Very old drugs.....

I recently purchased at an estate auction an old wooden “medicine chest”, the kind where you open the lid to reveal rows of small glass bottles containing various mixtures, elixirs, concoctions, powders, etc. On the inside of the lid is a list of the contents of the bottles.

One of the bottles is labeled “Tincture of Opium” and still has some liquid (almost, some dark brown “oozing” stuff) at the bottom.

I surmise that I have in my possession opium. Needless to say I was surprised.

And no, you can’t have any. Neither will I be ingesting any to tell you whether or not it’s still viable (that’s why I’m asking here instead). I am considering: 1) keeping it if it’s no longer chemically active (because it’s definitely a “cool” conversation piece); 2) disposing of the ooze (scrape it into a plastic bag and throw out with the household garbage) and keeping the bottle.

What are the legal ramifications of this situation? Specifically, is this stuff “grandfathered”, i.e. it’s so old that it was originally legal (and thus this sample is technically “not criminalized” today, even though a sample of opium produced today is quite criminal to possess in the U.S.)? Although this is a longshot, could I be arrested/prosecuted for possessing this?

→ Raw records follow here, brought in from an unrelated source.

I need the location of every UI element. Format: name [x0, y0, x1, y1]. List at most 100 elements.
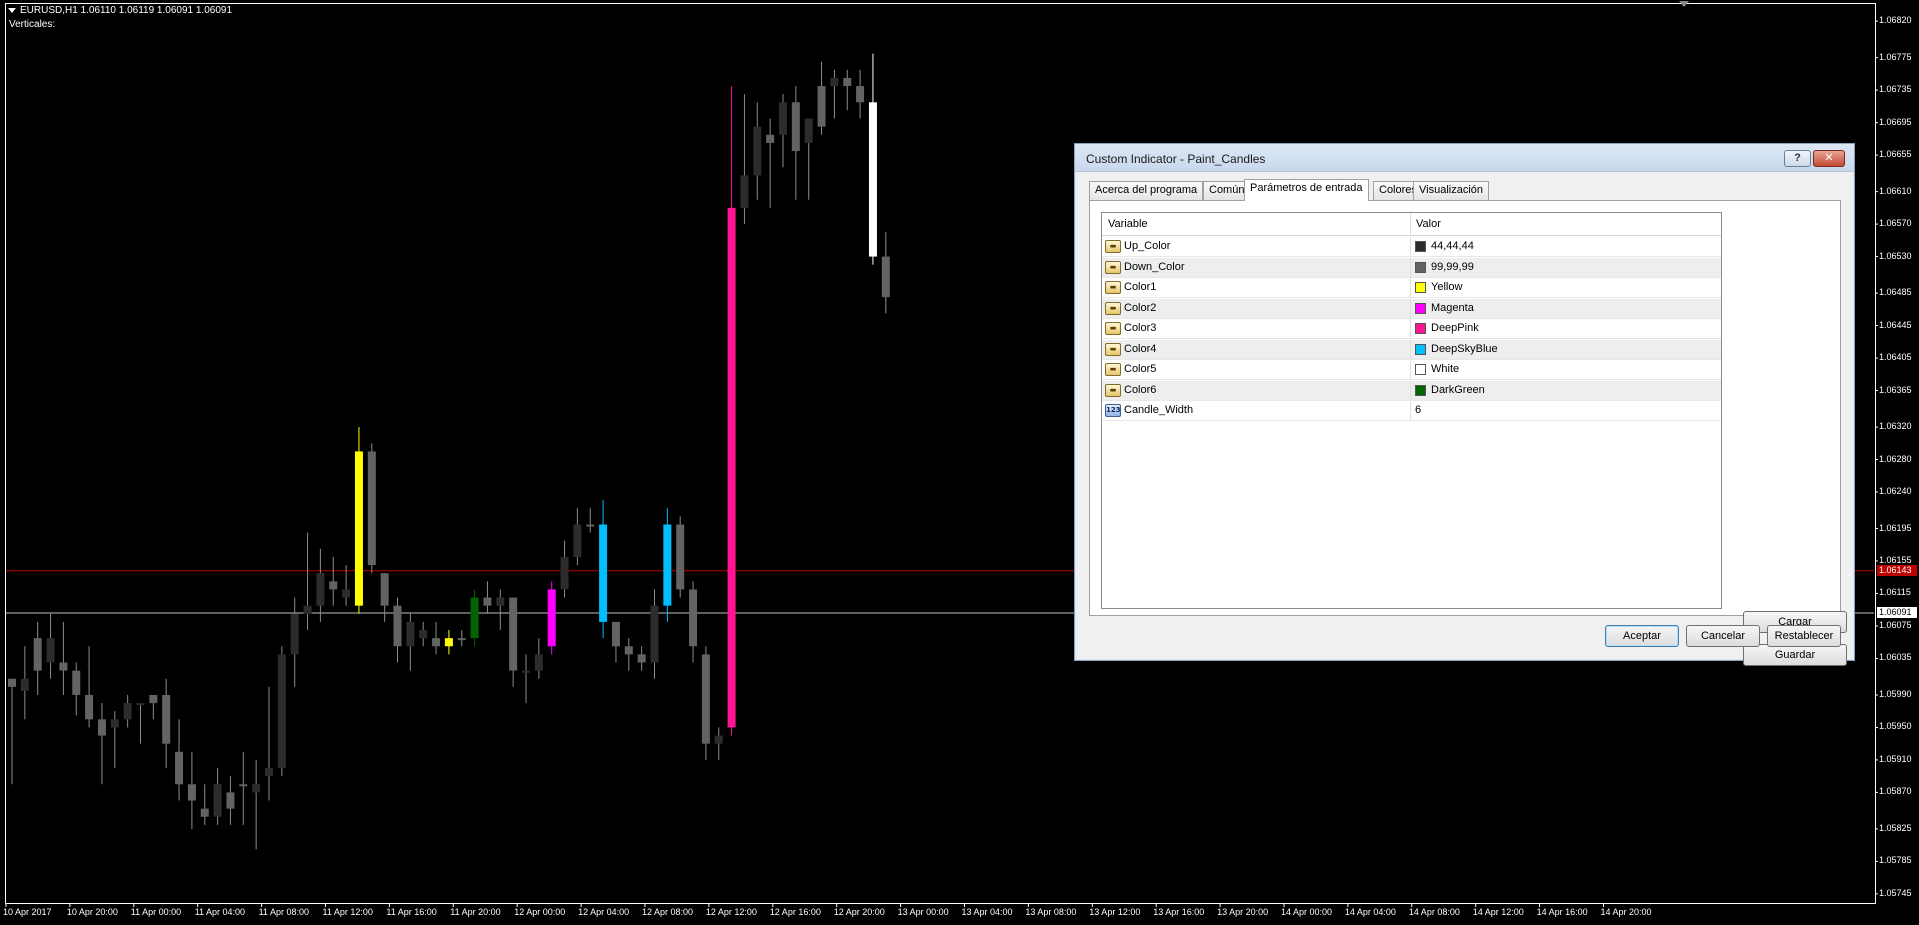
- param-value[interactable]: Yellow: [1431, 281, 1462, 293]
- candle-body: [599, 524, 608, 622]
- time-tick-label: 11 Apr 04:00: [194, 907, 246, 917]
- candle-body: [252, 784, 261, 793]
- price-tick-label: 1.06155: [1879, 555, 1912, 565]
- color-swatch[interactable]: [1415, 241, 1426, 252]
- param-name: Color4: [1124, 342, 1157, 355]
- candle-body: [509, 597, 518, 671]
- terminal-window: EURUSD,H1 1.06110 1.06119 1.06091 1.0609…: [0, 0, 1919, 925]
- row-divider: [1410, 278, 1411, 298]
- candle-body: [676, 524, 685, 590]
- close-button[interactable]: ✕: [1813, 150, 1845, 167]
- time-tick-label: 13 Apr 08:00: [1025, 907, 1077, 917]
- column-header-variable[interactable]: Variable: [1108, 218, 1148, 230]
- parameters-grid[interactable]: Variable Valor ▬ Up_Color 44,44,44 ▬ Down_Co…: [1101, 212, 1722, 609]
- price-tick-label: 1.06280: [1879, 453, 1912, 464]
- indicator-dialog: Custom Indicator - Paint_Candles ? ✕ Ace…: [1074, 143, 1855, 666]
- color-swatch[interactable]: [1415, 302, 1426, 314]
- param-row-color6[interactable]: ▬ Color6 DarkGreen: [1102, 380, 1721, 401]
- help-button[interactable]: ?: [1784, 150, 1811, 167]
- row-divider: [1410, 339, 1411, 360]
- chart-menu-triangle-icon[interactable]: [8, 7, 16, 13]
- candle-body: [637, 654, 646, 663]
- param-name: Color1: [1124, 281, 1157, 293]
- save-button[interactable]: Guardar: [1743, 644, 1847, 666]
- color-swatch[interactable]: [1415, 282, 1426, 293]
- tab-input-parameters[interactable]: Parámetros de entrada: [1244, 179, 1369, 201]
- time-tick-label: 10 Apr 2017: [3, 907, 52, 917]
- color-param-icon: ▬: [1105, 342, 1121, 356]
- ok-button[interactable]: Aceptar: [1605, 625, 1679, 647]
- color-swatch[interactable]: [1415, 364, 1426, 375]
- candle-body: [175, 751, 184, 785]
- param-value[interactable]: 6: [1415, 404, 1421, 416]
- chart-shift-marker-icon[interactable]: [1679, 1, 1689, 7]
- dialog-titlebar[interactable]: Custom Indicator - Paint_Candles ? ✕: [1075, 144, 1854, 172]
- candle-body: [367, 451, 376, 566]
- param-row-color5[interactable]: ▬ Color5 White: [1102, 360, 1721, 380]
- time-tick-label: 14 Apr 00:00: [1281, 907, 1333, 917]
- param-row-down-color[interactable]: ▬ Down_Color 99,99,99: [1102, 257, 1721, 278]
- param-value[interactable]: 44,44,44: [1431, 240, 1474, 252]
- price-tick-label: 1.06775: [1879, 51, 1912, 62]
- bid-price-tag: 1.06091: [1877, 606, 1917, 618]
- color-swatch[interactable]: [1415, 323, 1426, 334]
- candle-body: [470, 597, 479, 639]
- price-tick-label: 1.05950: [1879, 721, 1912, 732]
- price-tick-label: 1.06405: [1879, 352, 1912, 363]
- chart-subtitle: Verticales:: [9, 19, 56, 30]
- time-tick-label: 14 Apr 16:00: [1536, 907, 1588, 917]
- color-swatch[interactable]: [1415, 261, 1426, 273]
- time-tick-label: 12 Apr 00:00: [514, 907, 566, 917]
- candle-body: [59, 662, 68, 671]
- color-swatch[interactable]: [1415, 343, 1426, 355]
- param-row-color3[interactable]: ▬ Color3 DeepPink: [1102, 319, 1721, 339]
- candle-body: [804, 118, 813, 143]
- candle-body: [380, 573, 389, 606]
- param-value[interactable]: Magenta: [1431, 302, 1474, 314]
- tab-about[interactable]: Acerca del programa: [1089, 181, 1204, 200]
- candle-body: [701, 654, 710, 744]
- candle-body: [817, 86, 826, 127]
- color-swatch[interactable]: [1415, 384, 1426, 396]
- candle-body: [753, 126, 762, 176]
- price-tick-label: 1.06115: [1879, 587, 1911, 598]
- time-tick-label: 11 Apr 00:00: [130, 907, 182, 917]
- param-value[interactable]: 99,99,99: [1431, 261, 1474, 273]
- candle-body: [265, 768, 273, 777]
- time-tick-label: 11 Apr 12:00: [322, 907, 373, 917]
- time-tick-label: 13 Apr 12:00: [1089, 907, 1141, 917]
- tab-visualization[interactable]: Visualización: [1413, 181, 1490, 200]
- candle-body: [97, 719, 106, 736]
- cancel-button[interactable]: Cancelar: [1686, 625, 1760, 647]
- param-value[interactable]: White: [1431, 363, 1459, 375]
- param-row-color2[interactable]: ▬ Color2 Magenta: [1102, 298, 1721, 319]
- time-tick-label: 12 Apr 20:00: [833, 907, 885, 917]
- time-tick-label: 13 Apr 00:00: [897, 907, 949, 917]
- dialog-title: Custom Indicator - Paint_Candles: [1086, 152, 1266, 166]
- param-row-candle-width[interactable]: 123 Candle_Width 6: [1102, 401, 1721, 421]
- candle-body: [547, 589, 556, 647]
- param-value[interactable]: DeepPink: [1431, 322, 1479, 334]
- candle-body: [779, 102, 787, 135]
- candle-body: [303, 605, 312, 614]
- time-tick-label: 14 Apr 04:00: [1344, 907, 1396, 917]
- param-name: Color3: [1124, 322, 1157, 334]
- time-tick-label: 10 Apr 20:00: [66, 907, 118, 917]
- column-header-value[interactable]: Valor: [1416, 218, 1441, 230]
- candle-body: [85, 694, 94, 720]
- time-tick-label: 14 Apr 12:00: [1472, 907, 1524, 917]
- column-divider[interactable]: [1410, 213, 1411, 236]
- row-divider: [1410, 319, 1411, 339]
- color-param-icon: ▬: [1105, 363, 1121, 376]
- param-row-color1[interactable]: ▬ Color1 Yellow: [1102, 278, 1721, 298]
- reset-button[interactable]: Restablecer: [1767, 625, 1841, 647]
- row-divider: [1410, 401, 1411, 421]
- color-param-icon: ▬: [1105, 322, 1121, 335]
- price-tick-label: 1.06320: [1879, 421, 1912, 432]
- price-tick-label: 1.06655: [1879, 149, 1912, 160]
- param-row-up-color[interactable]: ▬ Up_Color 44,44,44: [1102, 237, 1721, 257]
- param-row-color4[interactable]: ▬ Color4 DeepSkyBlue: [1102, 339, 1721, 360]
- param-value[interactable]: DarkGreen: [1431, 384, 1485, 396]
- row-divider: [1410, 360, 1411, 380]
- param-value[interactable]: DeepSkyBlue: [1431, 343, 1498, 355]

I suspect the local D.A. would yell at me and confiscate the bottle, but lacking any previous trouble with the law I probably wouldn’t be put to trial (not that I’d like to find out).

So what’s the scoop? Am I in possession of a controlled substance? The box was made in the late 1800’s, has this stuff deteriorated to the point it’s lost it’s “opiate” qualities? Is the auctioneer guilty of “distributing a controlled substance”?

And once again, no you can’t have any.

Can I have some?

Interesting reading:

Anything left in the bottle for that long is definitely inert pharmacologically. Whether it can harm you is another matter entirely. Doubtful, but my advice is don’t put it to the test.

As to the legality, the police and DEA have much better things to do than to wonder if your 1900 vintage Opiate supply is of any harm to any law.

Cleaned up and displayed with the label prominent, it should make quite a conversation piece.

Christopher Reves, D.Ph.
Ole Miss '95

Did you know that at one time a lot of patent medicines contained radium? Some of the containers they were in are still radioactive. I don’t know how dangerous they are, but anyone who has old patent medicine bottles around should keep that in mind. And if you find out there’s still any radioactivity in one of the bottles, you should give it to Chickenhead.